Sifting through waterfalls of resumes and cover letters is a daunting task that can take eons. With so many choices, what if the perfect candidate slips through the cracks? 

The answer to finding the right employees isn’t only in the way you filter, it’s in how you explain the job to begin with. There are other ways to engage applicants outside of creating a specific, readable, well-formatted posting; describing the company culture, benefits, and what it’s really like to work there will draw in qualified candidates.

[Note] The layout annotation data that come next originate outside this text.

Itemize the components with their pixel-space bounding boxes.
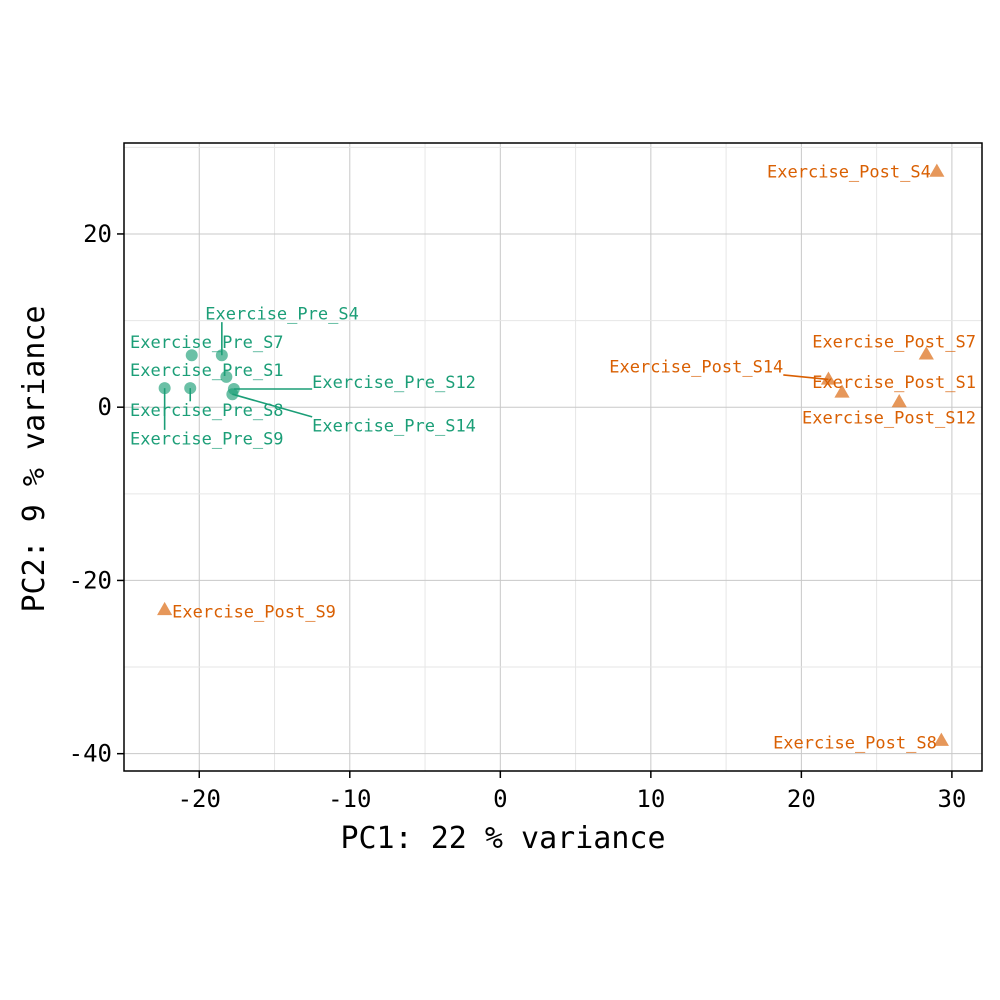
- x-tick-label: 10: [636, 785, 665, 813]
- point-label: Exercise_Pre_S8: [130, 401, 284, 421]
- plot-panel-border: [123, 142, 983, 772]
- data-point-triangle: [918, 346, 934, 360]
- point-label: Exercise_Pre_S4: [205, 305, 359, 325]
- point-label: Exercise_Pre_S12: [312, 373, 476, 393]
- data-point-circle: [185, 349, 198, 362]
- x-tick-label: -10: [328, 785, 371, 813]
- data-point-triangle: [157, 601, 173, 616]
- axis-ticks: -20 -10 0 10 20 30 -40 -20 0 20: [69, 220, 967, 813]
- point-label: Exercise_Post_S4: [767, 163, 931, 183]
- data-point-circle: [158, 382, 171, 395]
- data-point-circle: [184, 382, 197, 395]
- point-label: Exercise_Post_S9: [172, 603, 336, 623]
- data-point-circle: [220, 370, 233, 383]
- point-label: Exercise_Post_S14: [609, 357, 783, 377]
- point-label: Exercise_Pre_S9: [130, 429, 284, 449]
- x-axis-title: PC1: 22 % variance: [340, 821, 665, 856]
- data-points: [157, 163, 949, 746]
- y-tick-label: -40: [69, 740, 112, 768]
- point-label: Exercise_Pre_S1: [130, 361, 284, 381]
- point-label: Exercise_Post_S8: [773, 733, 937, 753]
- leader-line: [783, 374, 829, 381]
- x-tick-label: 0: [493, 785, 507, 813]
- data-point-circle: [226, 388, 239, 401]
- grid-lines: [123, 143, 982, 771]
- x-tick-label: 20: [787, 785, 816, 813]
- point-label: Exercise_Post_S12: [802, 409, 976, 429]
- data-point-triangle: [834, 384, 850, 398]
- point-labels: Exercise_Pre_S4 Exercise_Pre_S7 Exercise_P…: [130, 163, 976, 754]
- data-point-triangle: [820, 371, 837, 385]
- point-label: Exercise_Post_S7: [812, 332, 976, 352]
- y-tick-label: -20: [69, 566, 112, 594]
- data-point-triangle: [891, 393, 907, 408]
- x-tick-label: -20: [178, 785, 221, 813]
- data-point-triangle: [933, 732, 949, 746]
- point-label: Exercise_Pre_S14: [312, 416, 476, 436]
- data-point-triangle: [929, 163, 945, 177]
- data-point-circle: [215, 349, 228, 362]
- y-tick-label: 20: [83, 220, 112, 248]
- y-tick-label: 0: [98, 393, 112, 421]
- x-tick-label: 30: [937, 785, 966, 813]
- leader-line: [232, 393, 313, 418]
- y-axis-title: PC2: 9 % variance: [17, 305, 52, 612]
- point-label: Exercise_Pre_S7: [130, 333, 284, 353]
- point-label: Exercise_Post_S1: [812, 373, 976, 393]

step one: first impressions matter

First impressions matter; candidates judge job posting books by their covers. The first step to writing a great job post is defining the work right out of the gate with a descriptive title and summary. Titles should accurately reflect the job seniority level (assistant, senior, etc.), and one to three sentence summaries should provide a snapshot of main responsibilities. Be clear about whether the job is full time, part time, paid internship, or unpaid internship.

step two: be exact, use strong action verbs

With great power comes great responsibility. List five to 10 key responsibilities using strong, present tense action verbs (“coordinate X and Y teams” or “coach new hires”). Illustrate exactly what percentage of time specific duties will take so applicants have a good idea of what each day will entail.

step three: state what you want; don't ignore salary and benefits

Be precise about qualification requirements, and don’t ignore salary and benefits. Headline which qualifications are required and which ones are preferred. This includes computer knowledge, industry experience, education, certifications, licenses, and any other technical proficiency. 

Whenever possible, include information about salary range, health benefits, savings benefits (401k), flexible work options, and vacation time.

step four: share basic info about your company

Who will they be working for? Use a short paragraph to outline some basic information about your company, such as industry, size, goals, and headquarters. You can also list the number of states and countries where the business has presence. Include a few details about who the candidate would report to, such as where they stand in the corporate structure, and whether you have a mentorship program to help them connect and grow.

Salary and day-to-day tasks matter, but giving your job description a little personal flair to reflect what a company is really like to work for will attract candidates who can’t wait to be part of the team. After all, isn’t getting a handful of stellar applications better than sorting through thousands of duds?